Cast und Crew
- Regie: Florian Froschmayer
- Darsteller: Stefan Gubser, Delia Mayer, Antoine Monot jr., Sarah Hostettler, Misel Maticevic, Jean-Pierre Cornu, Aaron Hitz, Suly Röthlisberger
- Drehbuch: Urs Bühler
- Kamera: Patrick-David Kaethner
- Szenenbild: Urs Beuter
- Schnitt: Claudia Klook
- Musik: Adrian Frutiger
Garniert wird die angespannte Mixtur aus Psychodrama und Kriminalthriller mit blutiger Gewalt, die die Grenzen der Primetimetauglichkeit auslotet, sowie mit beiläufig vermittelter Kritik an der öffentlichen Wahrnehmung des Schweizer (aber im Grunde genommen des deutschen) Rechtssystems. Die zentrale Säule dieses Neunzigminüters ist Antoine Monot jr., der kraftvoll gegen die öffentlich-rechtliche Klischeedarstellung eines Serientäters anspielt. Monot jr. legt den Scharfschützen Simon Amstad weder als einen eiskalten Berufskiller oder widerwilligen Auftragsmörder an, noch als empathielosen Psychopathen.
- ARD Degeto/SRF/Daniel Winkler
Tappen lange im Dunkeln, ehe sie dem selbsternannten Rächer auf die Spur kommen: Liz Ritschard (Delia Mayer) und Reto Flückiger (Stefan Gubser).

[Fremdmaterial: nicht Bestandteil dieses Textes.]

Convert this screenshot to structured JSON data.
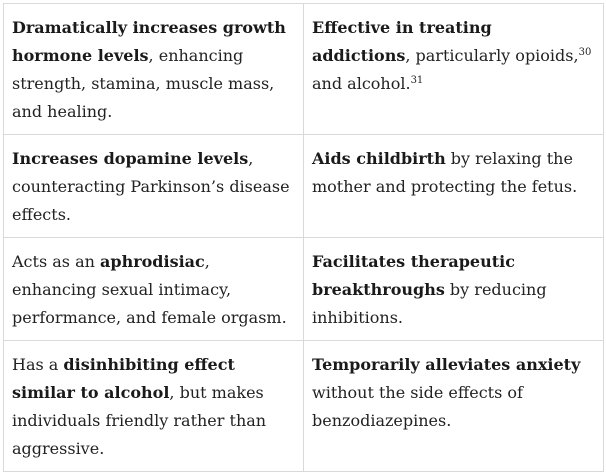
{
  "rows": [
    {
      "left": {
        "bold": "Dramatically increases growth hormone levels",
        "text": ", enhancing strength, stamina, muscle mass, and healing."
      },
      "right": {
        "bold": "Effective in treating addictions",
        "text_a": ", particularly opioids,",
        "sup_a": "30",
        "text_b": " and alcohol.",
        "sup_b": "31"
      }
    },
    {
      "left": {
        "bold": "Increases dopamine levels",
        "text": ", counteracting Parkinson’s disease effects."
      },
      "right": {
        "bold": "Aids childbirth",
        "text": " by relaxing the mother and protecting the fetus."
      }
    },
    {
      "left": {
        "pre": "Acts as an ",
        "bold": "aphrodisiac",
        "text": ", enhancing sexual intimacy, performance, and female orgasm."
      },
      "right": {
        "bold": "Facilitates therapeutic breakthroughs",
        "text": " by reducing inhibitions."
      }
    },
    {
      "left": {
        "pre": "Has a ",
        "bold": "disinhibiting effect similar to alcohol",
        "text": ", but makes individuals friendly rather than aggressive."
      },
      "right": {
        "bold": "Temporarily alleviates anxiety",
        "text": " without the side effects of benzodiazepines."
      }
    }
  ]
}
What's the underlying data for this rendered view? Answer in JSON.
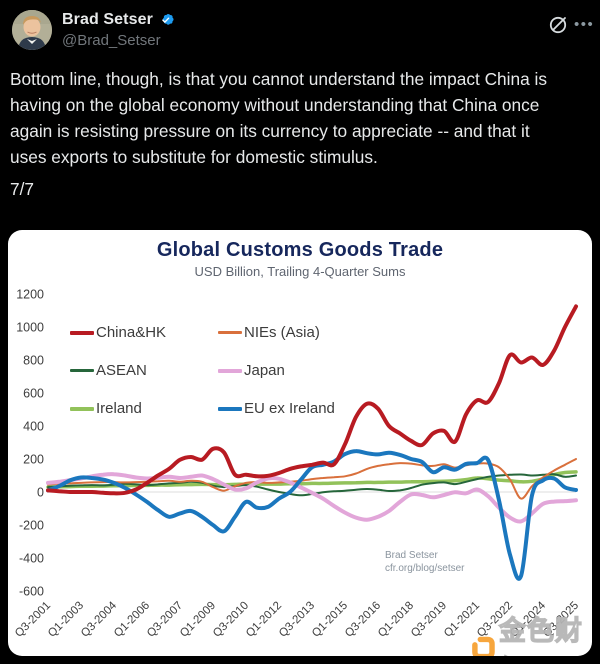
{
  "header": {
    "display_name": "Brad Setser",
    "handle": "@Brad_Setser",
    "more_label": "•••"
  },
  "tweet": {
    "lines": [
      "Bottom line, though, is that you cannot understand the impact China is",
      "having on the global economy without understanding that China once",
      "again is resisting pressure on its currency to appreciate -- and that it",
      "uses exports to substitute for domestic stimulus."
    ],
    "thread_position": "7/7"
  },
  "chart_data": {
    "type": "line",
    "title": "Global Customs Goods Trade",
    "subtitle": "USD Billion, Trailing 4-Quarter Sums",
    "xlabel": "",
    "ylabel": "",
    "x_description": "Quarters from Q3-2001 to Q3-2025, sampled every 2 quarters (49 points per series)",
    "x_tick_labels": [
      "Q3-2001",
      "Q1-2003",
      "Q3-2004",
      "Q1-2006",
      "Q3-2007",
      "Q1-2009",
      "Q3-2010",
      "Q1-2012",
      "Q3-2013",
      "Q1-2015",
      "Q3-2016",
      "Q1-2018",
      "Q3-2019",
      "Q1-2021",
      "Q3-2022",
      "Q1-2024",
      "Q3-2025"
    ],
    "y_ticks": [
      1200,
      1000,
      800,
      600,
      400,
      200,
      0,
      -200,
      -400,
      -600
    ],
    "ylim": [
      -600,
      1200
    ],
    "grid": "zero-line-only",
    "legend_position": "upper-left-inside",
    "legend": [
      {
        "label": "China&HK",
        "color": "#b81b22",
        "thick": true
      },
      {
        "label": "NIEs (Asia)",
        "color": "#d9703c",
        "thick": false
      },
      {
        "label": "ASEAN",
        "color": "#26663b",
        "thick": false
      },
      {
        "label": "Japan",
        "color": "#e2a6d9",
        "thick": true
      },
      {
        "label": "Ireland",
        "color": "#92c25a",
        "thick": true
      },
      {
        "label": "EU ex Ireland",
        "color": "#1b77be",
        "thick": true
      }
    ],
    "series": [
      {
        "name": "Ireland",
        "color": "#92c25a",
        "width": 3.5,
        "values": [
          30,
          32,
          33,
          35,
          35,
          36,
          38,
          38,
          40,
          40,
          42,
          42,
          44,
          45,
          46,
          45,
          44,
          46,
          48,
          48,
          48,
          48,
          50,
          50,
          52,
          52,
          54,
          55,
          56,
          58,
          58,
          60,
          60,
          62,
          62,
          64,
          65,
          68,
          75,
          85,
          80,
          72,
          68,
          62,
          65,
          80,
          105,
          118,
          122
        ]
      },
      {
        "name": "ASEAN",
        "color": "#26663b",
        "width": 2,
        "values": [
          30,
          34,
          38,
          40,
          42,
          40,
          44,
          50,
          46,
          42,
          46,
          52,
          56,
          62,
          56,
          38,
          30,
          36,
          42,
          32,
          15,
          0,
          -12,
          -20,
          -12,
          -2,
          4,
          8,
          14,
          18,
          14,
          6,
          10,
          24,
          44,
          54,
          58,
          48,
          62,
          78,
          92,
          100,
          104,
          106,
          100,
          104,
          108,
          92,
          100
        ]
      },
      {
        "name": "NIEs (Asia)",
        "color": "#d9703c",
        "width": 2,
        "values": [
          45,
          50,
          52,
          55,
          58,
          60,
          60,
          58,
          60,
          62,
          65,
          68,
          62,
          68,
          62,
          30,
          8,
          35,
          55,
          60,
          55,
          58,
          62,
          68,
          78,
          85,
          90,
          95,
          112,
          140,
          158,
          168,
          175,
          172,
          162,
          158,
          168,
          148,
          162,
          172,
          172,
          150,
          75,
          -40,
          35,
          88,
          130,
          165,
          200
        ]
      },
      {
        "name": "Japan",
        "color": "#e2a6d9",
        "width": 4,
        "values": [
          55,
          62,
          72,
          82,
          95,
          105,
          108,
          100,
          88,
          82,
          86,
          92,
          85,
          92,
          100,
          78,
          45,
          15,
          22,
          58,
          82,
          80,
          58,
          28,
          -5,
          -40,
          -85,
          -125,
          -155,
          -168,
          -150,
          -115,
          -60,
          -15,
          -18,
          -32,
          -18,
          -2,
          -8,
          15,
          -25,
          -95,
          -155,
          -178,
          -130,
          -72,
          -58,
          -55,
          -50
        ]
      },
      {
        "name": "EU ex Ireland",
        "color": "#1b77be",
        "width": 4,
        "values": [
          10,
          35,
          70,
          88,
          85,
          75,
          55,
          25,
          -15,
          -60,
          -110,
          -150,
          -130,
          -115,
          -150,
          -200,
          -238,
          -150,
          -60,
          -95,
          -90,
          -40,
          0,
          75,
          150,
          165,
          185,
          230,
          248,
          235,
          228,
          238,
          225,
          200,
          182,
          120,
          150,
          135,
          170,
          175,
          195,
          -50,
          -380,
          -510,
          -20,
          70,
          82,
          28,
          12
        ]
      },
      {
        "name": "China&HK",
        "color": "#b81b22",
        "width": 4,
        "values": [
          10,
          5,
          0,
          0,
          0,
          -5,
          -8,
          -5,
          15,
          55,
          100,
          140,
          195,
          212,
          196,
          262,
          240,
          105,
          105,
          95,
          98,
          115,
          140,
          155,
          165,
          178,
          168,
          290,
          455,
          535,
          505,
          400,
          355,
          310,
          285,
          355,
          370,
          305,
          470,
          555,
          545,
          660,
          830,
          785,
          815,
          770,
          855,
          1000,
          1125
        ]
      }
    ],
    "annotation": {
      "line1": "Brad Setser",
      "line2": "cfr.org/blog/setser"
    },
    "watermark": {
      "text": "金色财经",
      "logo_color": "#f59a23"
    },
    "colors": {
      "title": "#16275c",
      "subtitle": "#5f6570",
      "axis_text": "#3d3d3d",
      "zero_line": "#dcdcdc",
      "background": "#ffffff"
    }
  }
}
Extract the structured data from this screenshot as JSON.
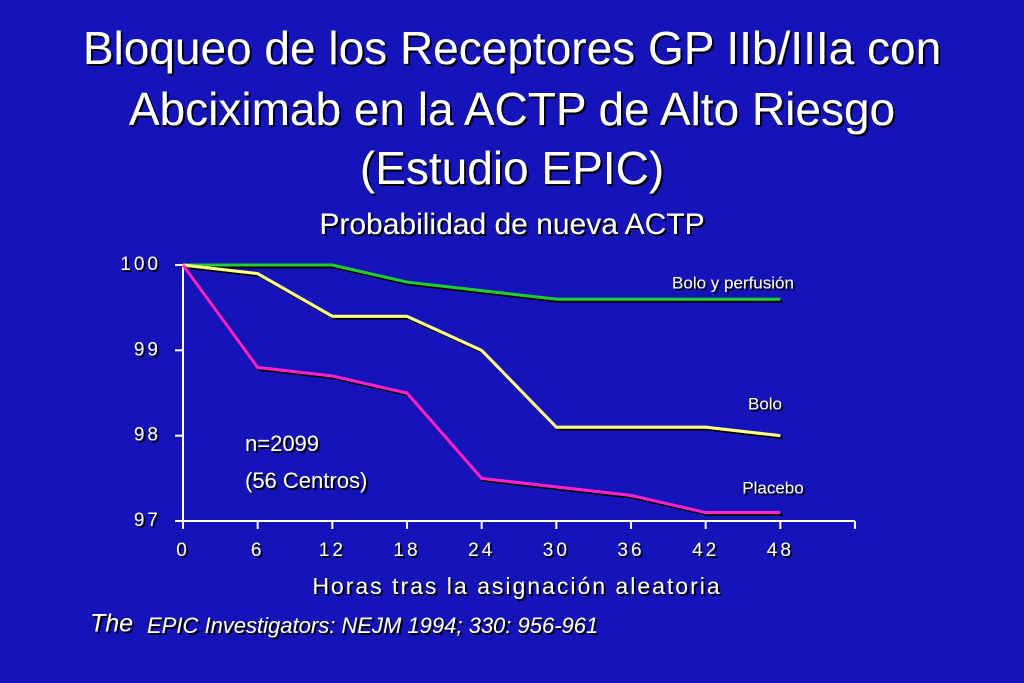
{
  "chart_data": {
    "type": "line",
    "title_lines": [
      "Bloqueo de los Receptores GP IIb/IIIa con",
      "Abciximab en la ACTP de Alto Riesgo",
      "(Estudio EPIC)"
    ],
    "subtitle": "Probabilidad de nueva ACTP",
    "x_label": "Horas tras la asignación aleatoria",
    "x": [
      0,
      6,
      12,
      18,
      24,
      30,
      36,
      42,
      48
    ],
    "series": [
      {
        "name": "Bolo y perfusión",
        "color": "#22cc33",
        "values": [
          100,
          100,
          100,
          99.8,
          99.7,
          99.6,
          99.6,
          99.6,
          99.6
        ]
      },
      {
        "name": "Bolo",
        "color": "#ffff88",
        "values": [
          100,
          99.9,
          99.4,
          99.4,
          99.0,
          98.1,
          98.1,
          98.1,
          98.0
        ]
      },
      {
        "name": "Placebo",
        "color": "#ff22cc",
        "values": [
          100,
          98.8,
          98.7,
          98.5,
          97.5,
          97.4,
          97.3,
          97.1,
          97.1
        ]
      }
    ],
    "xlim": [
      0,
      54
    ],
    "xticks": [
      0,
      6,
      12,
      18,
      24,
      30,
      36,
      42,
      48
    ],
    "ylim": [
      97,
      100
    ],
    "yticks": [
      97,
      98,
      99,
      100
    ],
    "annotations": [
      "n=2099",
      "(56 Centros)"
    ],
    "citation_lead": "The",
    "citation": "EPIC Investigators: NEJM 1994; 330: 956-961"
  }
}
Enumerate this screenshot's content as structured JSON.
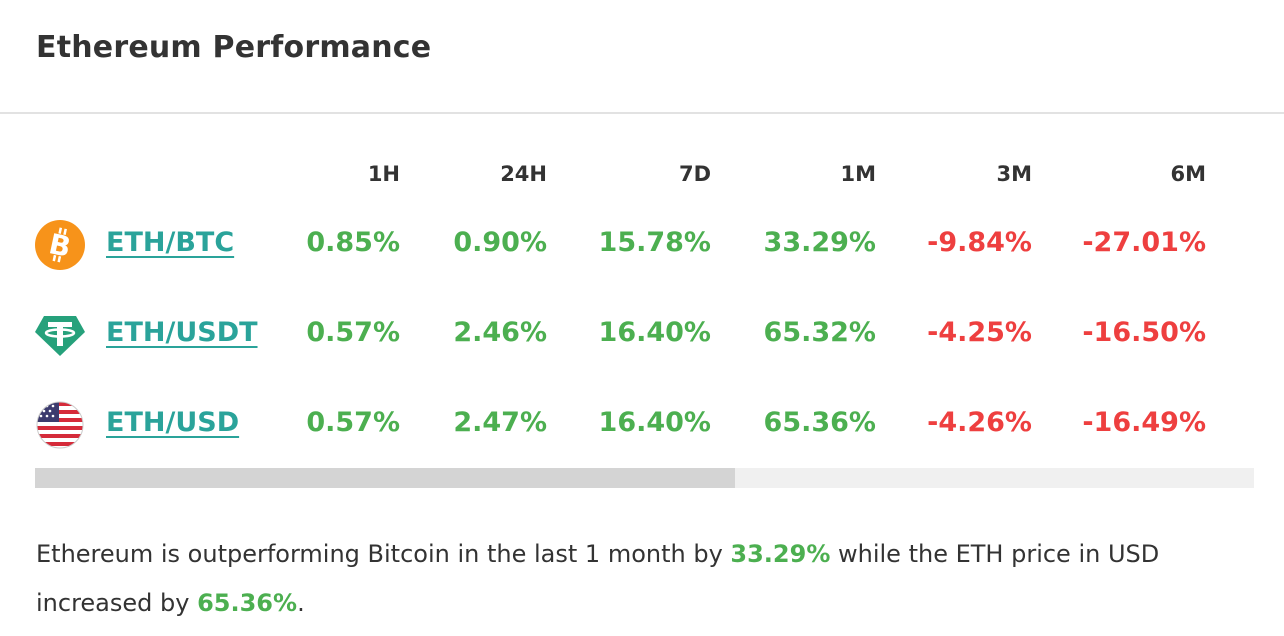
{
  "title": "Ethereum Performance",
  "columns": [
    "1H",
    "24H",
    "7D",
    "1M",
    "3M",
    "6M"
  ],
  "rows": [
    {
      "pair": "ETH/BTC",
      "icon": "bitcoin-icon",
      "values": [
        "0.85%",
        "0.90%",
        "15.78%",
        "33.29%",
        "-9.84%",
        "-27.01%"
      ]
    },
    {
      "pair": "ETH/USDT",
      "icon": "tether-icon",
      "values": [
        "0.57%",
        "2.46%",
        "16.40%",
        "65.32%",
        "-4.25%",
        "-16.50%"
      ]
    },
    {
      "pair": "ETH/USD",
      "icon": "us-flag-icon",
      "values": [
        "0.57%",
        "2.47%",
        "16.40%",
        "65.36%",
        "-4.26%",
        "-16.49%"
      ]
    }
  ],
  "summary": {
    "part1": "Ethereum is outperforming Bitcoin in the last 1 month by ",
    "highlight1": "33.29%",
    "part2": " while the ETH price in USD increased by ",
    "highlight2": "65.36%",
    "part3": "."
  },
  "colors": {
    "positive": "#4caf50",
    "negative": "#ee3f3f",
    "link": "#2aa39a",
    "bitcoin": "#f7931a",
    "tether": "#26a17b"
  },
  "scroll_position": 0.57
}
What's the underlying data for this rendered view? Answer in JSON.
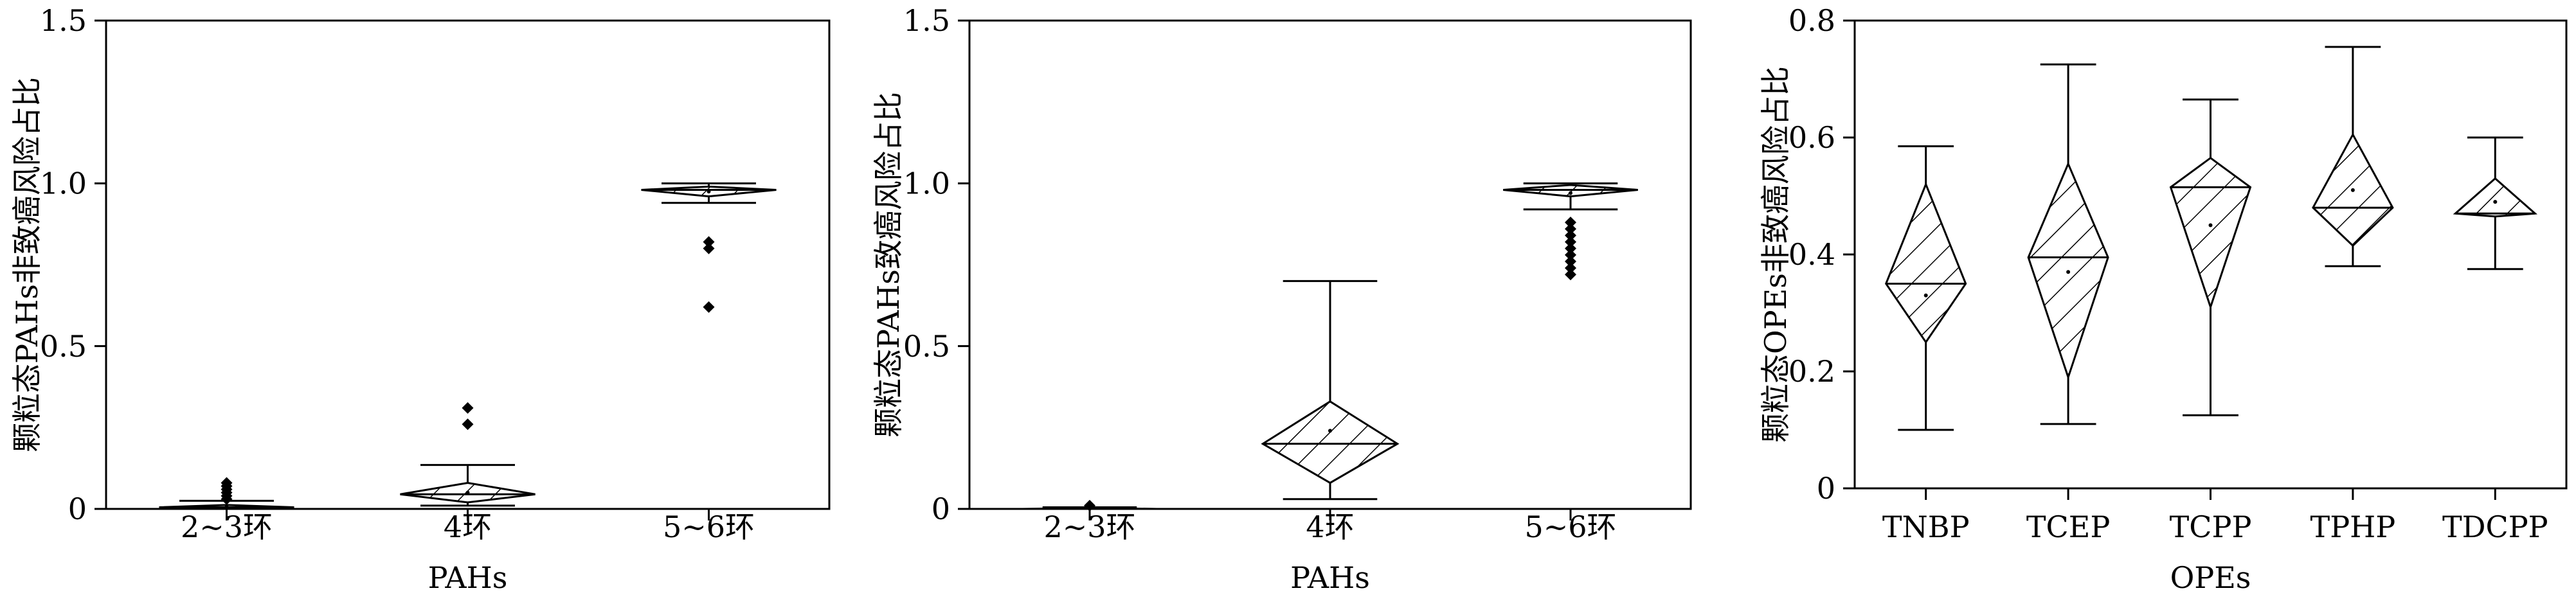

Amstad ist endlich einmal ein Fernsehkiller, über den andere Figuren glaubhaft sagen können: „Er ist ein guter Mensch.“ Wenn Monot jr. wenige Filmminuten nach seiner brutalen Tat beim Bäcker steht und sich voller Coolness sowie Witz mit der Bedienung gegen einen lästigen Kunden verbrüdert, sind im Sympathiepunkte und Lacher gewiss. Und wenn er mit hilflosen Augen neben seiner kaum aus dem Bett zu bekommenden, deprimierten Frau steht, der aufgrund der Schandtaten ihres Chefs jeglicher Appetit vergangen ist, hat er auch das Mitleid des Zuschauers sicher. Plausibel und facettenreich zeichnet Monot jr. auf Basis des feingliedrig charakterisierenden Drehbuchs einen Mann im besten Alter, dessen Umfeld zwar wahrlich nicht das allerbeste Schicksal durchgemacht hat, der selbst aber stabil, freundlich und humorvoll geblieben ist. Ohne sichtbar angeknackste Seele … Bis er dann eben ganz alleine ist und mit mechanischer Präzision seine nächsten Mord vorbereitet – oder er aufgrund eines Fehlschlags sehr wohl flattrige Nerven beweist. Monots leichtgängigen Elektromarkt-Werbespots gucken sich nach diesem «Tatort» mit ganz anderen Augen!
Durch die komplexe Figur des Simon Amstads drängt Drehbuchautor Urs Bühler im neunten «Tatort» aus Luzern listig die Zuschauer dazu, ihre eigene Position gegenüber Selbstjustiz zu hinterfragen. Die „Lasst das Volk doch selber das Recht in die Hand nehmen!“-Mentalität im Volke zu demontieren, indem ein Monstrum mit der Waffe das Urteil fällt, ist eine im TV gern gewählte, aber all zu simple Lösung. In diesem Krimi jedoch ist es sehr einfach, dem bärtigen Sniper zu verfallen und mit ihm mitzufiebern – umso größer ist dann der „Ertappt! Du befürwortest gerade einen Mörder“-Effekt, wenn die Geschichte wieder die Sicht der Polizei einnimmt und die schrecklichen Aspekte des Vigilantismus einfängt.

Bloß musikalisch fällt dieser «Tatort» auch abseits des Inhalts aus dem Rahmen: Adrian Frutiger untermalt das Geschehen mit treibenden, kühlen Elektronikbässen. Diese nehmen eingangs Überhand, wenn die Ermittler alte Überwachungsvideos sichten, treffen dafür aber gerade im letzten Drittel genau den richtigen Nerv. Und daher knallt der erste «Tatort» der neuen Saison nicht nur zu Beginn, er bleibt auch bis zum Schluss ein echter Knaller. So viel also zu den „spröden Schweizern“ ..!
«Tatort: Ihr werdet gerichtet» ist am 6. September 2015 ab 20.15 Uhr im Ersten zu sehen.